Issam Asinga

Personal information
- Full name: Issamade Joseph Tommy Asinga
- Born: 29 December 2004 (age 21) Atlanta, Georgia, U.S.
- Height: 1.83 m (6 ft 0 in)

Sport
- Country: Suriname, United States
- Sport: Track and field
- Event: Sprints

Achievements and titles
- Personal bests: 60 m: 6.57 NR (Boston, 2023); 100 m: 10.10 (Gainesville, 2023); 200 m: 19.97 NR (Lubbock, 2023);

Medal record
Men's athletics
Representing Suriname
South American Championships
| Disqualified | 2023 São Paulo | 100 m |
| Disqualified | 2023 São Paulo | 200 m |

= Issam Asinga =

Surinamese sprinter (born 2004)

Issamade Asinga (born 29 December 2004) is a dual American-Surinamese national sprinter who competes in the 100 and 200 meters.

Asinga is currently serving a four-year ban set to expire in August 2027 for an anti-doping rule violation which as of June 2025 is under appeal. His 100m personal best of 9.89 seconds was the world under-20 record and the Surinamese national record, however both are currently disqualifed.

==Early years==
Asinga was born in Atlanta, Georgia, United States in 2004. His parents are Tommy Asinga and Ngozi Mwanamwambwa who were both track and field athletes representing Suriname and Zambia respectively.
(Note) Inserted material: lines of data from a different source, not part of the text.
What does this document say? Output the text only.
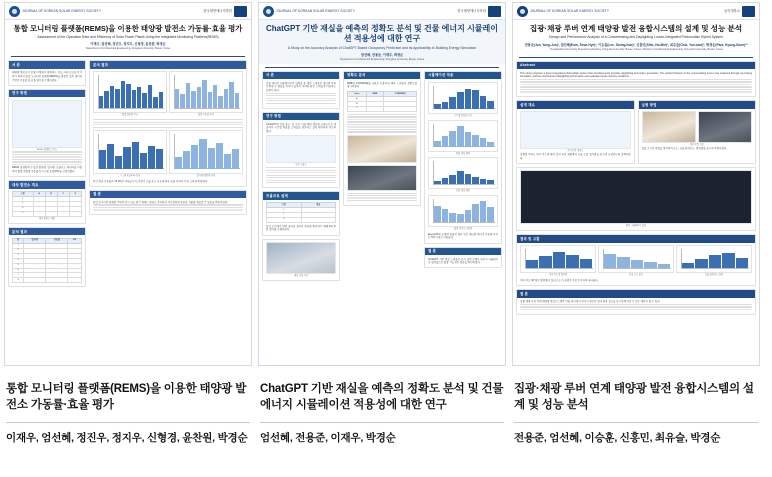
JOURNAL OF KOREAN SOLAR ENERGY SOCIETY	한국태양에너지학회
통합 모니터링 플랫폼(REMS)을 이용한 태양광 발전소 가동률·효율 평가
Assessment of the Operation Rate and Efficiency of Solar Power Plants Using the Integrated Monitoring Platform(REMS)
이재우, 엄선혜, 정진우, 정지우, 신형경, 윤찬원, 박경순
Department of Architectural Engineering, Dong-Eui University, Busan, Korea
서 론
태양광 발전소의 운영 단계에서 발생하는 성능 저하 요인을 분석하기 위하여 통합 모니터링 플랫폼(REMS)을 활용한 실측 데이터 기반의 가동률 및 효율 평가를 수행하였다.
연구 방법
REMS 플랫폼 구성도
REMS 플랫폼에 수집된 발전량, 일사량, 모듈온도 데이터를 이용하여 월별·계절별 가동률과 시스템 효율(PR)을 산정하였다.
대상 발전소 개요
구분	A	B	C	D
1	·	·	·	·
2	·	·	·	·
3	·	·	·	·
4	·	·	·	·
대상 발전소 제원
분석 결과
월	발전량	가동률	PR
1	·	·	·
2	·	·	·
3	·	·	·
4	·	·	·
5	·	·	·
6	·	·	·
7	·	·	·
8	·	·	·
분석 결과
월별 발전량 비교	월별 가동률 추이
시스템 효율(PR) 분포	일사량-발전량 상관
연간 평균 가동률은 15.2%로 나타났으며, 하절기 모듈 온도 상승에 따른 효율 저하가 가장 크게 관측되었다.
결 론
통합 모니터링 플랫폼 기반의 상시 성능 평가 체계는 발전소 유지관리 의사결정에 유효한 지표를 제공할 수 있음을 확인하였다.
JOURNAL OF KOREAN SOLAR ENERGY SOCIETY	한국태양에너지학회
ChatGPT 기반 재실을 예측의 정확도 분석 및 건물 에너지 시뮬레이션 적용성에 대한 연구
A Study on the Accuracy Analysis of ChatGPT-Based Occupancy Prediction and Its Applicability to Building Energy Simulation
엄선혜, 전용준, 이재우, 박경순
Department of Architectural Engineering, Dong-Eui University, Busan, Korea
서 론
건물 에너지 시뮬레이션의 입력값 중 재실 스케줄은 냉난방 부하 산정에 큰 영향을 미치나 실측이 어려워 표준 스케줄에 의존하는 한계가 있다.
연구 방법
ChatGPT에 건물 용도, 실 구성, 사용 패턴 정보를 프롬프트로 제공하여 시간별 재실률 스케줄을 생성하고 실측 데이터와 비교하였다.
연구 흐름도
프롬프트 설계
구분	내용
1	·
2	·
3	·
동일 조건에서 반복 생성한 결과의 편차를 확인하기 위해 3회 반복 질의를 수행하였다.
대상 건물 사진
정확도 분석
MBE와 CV(RMSE)를 지표로 사용하여 예측 스케줄의 정확도를 평가하였다.
Case	MBE	CV(RMSE)
A	·	·
B	·	·
C	·	·
시뮬레이션 적용
시간별 재실률 비교
평일 재실 패턴
주말 재실 패턴
월별 에너지 사용량
EnergyPlus 모델에 적용한 결과 연간 냉난방 에너지 사용량 차이는 5% 이내로 나타났다.
결 론
ChatGPT 기반 재실 스케줄은 초기 설계 단계의 에너지 시뮬레이션 입력값으로 활용 가능성이 있음을 확인하였다.
JOURNAL OF KOREAN SOLAR ENERGY SOCIETY	동의대학교
집광·채광 루버 연계 태양광 발전 융합시스템의 설계 및 성능 분석
Design and Performance Analysis of a Concentrating and Daylighting Louver-Integrated Photovoltaic Hybrid System
전용준(Jun, Yong-Jun)¹, 엄선혜(Eom, Seon-Hye)¹, 이승훈(Lee, Seung-hun)², 신홍민(Shin, Ho-Min)³, 최유슬(Choi, You-seul)³, 박경순(Park, Kyung-Soon)¹*
¹ Sustainable Community Research Laboratory, Dong-Eui University, Busan, Korea ² Division of Architectural Engineering, Dong-Eui University, Busan, Korea
Abstract
This study proposes a louver-integrated photovoltaic system that simultaneously provides daylighting and power generation. The optical behavior of the concentrating louver was analyzed through ray-tracing simulation, and the electrical and daylighting performance was evaluated under real sky conditions.
설계 개요
루버 단면 개념도
집광형 루버는 반사 각도에 따라 실내 유입 채광량과 모듈 도달 일사량을 동시에 조절하도록 설계되었다.
실험 방법
실험 목업 사진
실물 크기의 목업을 제작하여 조도, 모듈 표면온도, 발전량을 동시에 측정하였다.
광학 시뮬레이션 결과
결과 및 고찰
루버 각도별 발전량	실내 조도 분포	모듈 표면온도 변화
루버 각도 30°에서 발전량과 실내 조도의 균형이 가장 우수하게 나타났다.
결 론
집광·채광 루버 연계 태양광 융합시스템은 건물 외피에서 에너지 생산과 실내 환경 성능을 동시에 확보할 수 있는 대안이 될 수 있다.
통합 모니터링 플랫폼(REMS)을 이용한 태양광 발전소 가동률·효율 평가
이재우, 엄선혜, 정진우, 정지우, 신형경, 윤찬원, 박경순
ChatGPT 기반 재실을 예측의 정확도 분석 및 건물 에너지 시뮬레이션 적용성에 대한 연구
엄선혜, 전용준, 이재우, 박경순
집광·채광 루버 연계 태양광 발전 융합시스템의 설계 및 성능 분석
전용준, 엄선혜, 이승훈, 신홍민, 최유슬, 박경순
Asinga mostly grew up in the United States with a four-year period between the ages of 9 and 13 living Lusaka, Zambia with his mother.

==Career==
Asinga attended Montverde Academy where he was selected as the Gatorade Florida Boys Track & Field Player of the Year in 2023. He has signed a National Letter of Intent to compete on scholarship at Texas A&M University.

Asinga switched his international athletics country of representation from the United States to Suriname in May 2023.

==Anti-doping rule violation==
In August 2023, Asinga was provisionally suspended by the Athletics Integrity Unit after testing positive for the banned substance GW1516. On May 27, 2024, he was officially banned for four years backdated to August 2023. All of his results since July 18, 2023 were disqualified including his World Under-20 record for the 100m that he set at the South American Championships. An appeal made to the Court of Arbitration for Sport was dismissed in October 2025.

Assinga sued Gatorade in 2024, alleging that the cardarine had entered his system via contaminated Gatorade Recovery Gummies provided to him by the company. In April 2025, a U.S. District Judge dismissed the case.

==Personal bests==

| Event | Time | Wind (m/s) | Venue | Date | Notes |
| 100 m | 10.10 | +1.0 | Gainesville, Florida, US | 31 March 2023 |  |
| 9.89 | +0.8 | São Paulo, Brazil | 28 July 2023 | Disqualified |
| 9.83 w | +2.6 | Clermont, Florida, US | 23 April 2023 | Wind-assisted |
| 200 m | 19.97 | +1.3 | Austin, Texas, US | 29 April 2023 | AU20R, NR |
| Indoor 60 m | 6.57 | —N/a | Boston, US | 11 March 2023 |  |
| Indoor 200 m | 20.48 | —N/a | Boston, US | 12 March 2023 |  |

- Information from World Athletics profile.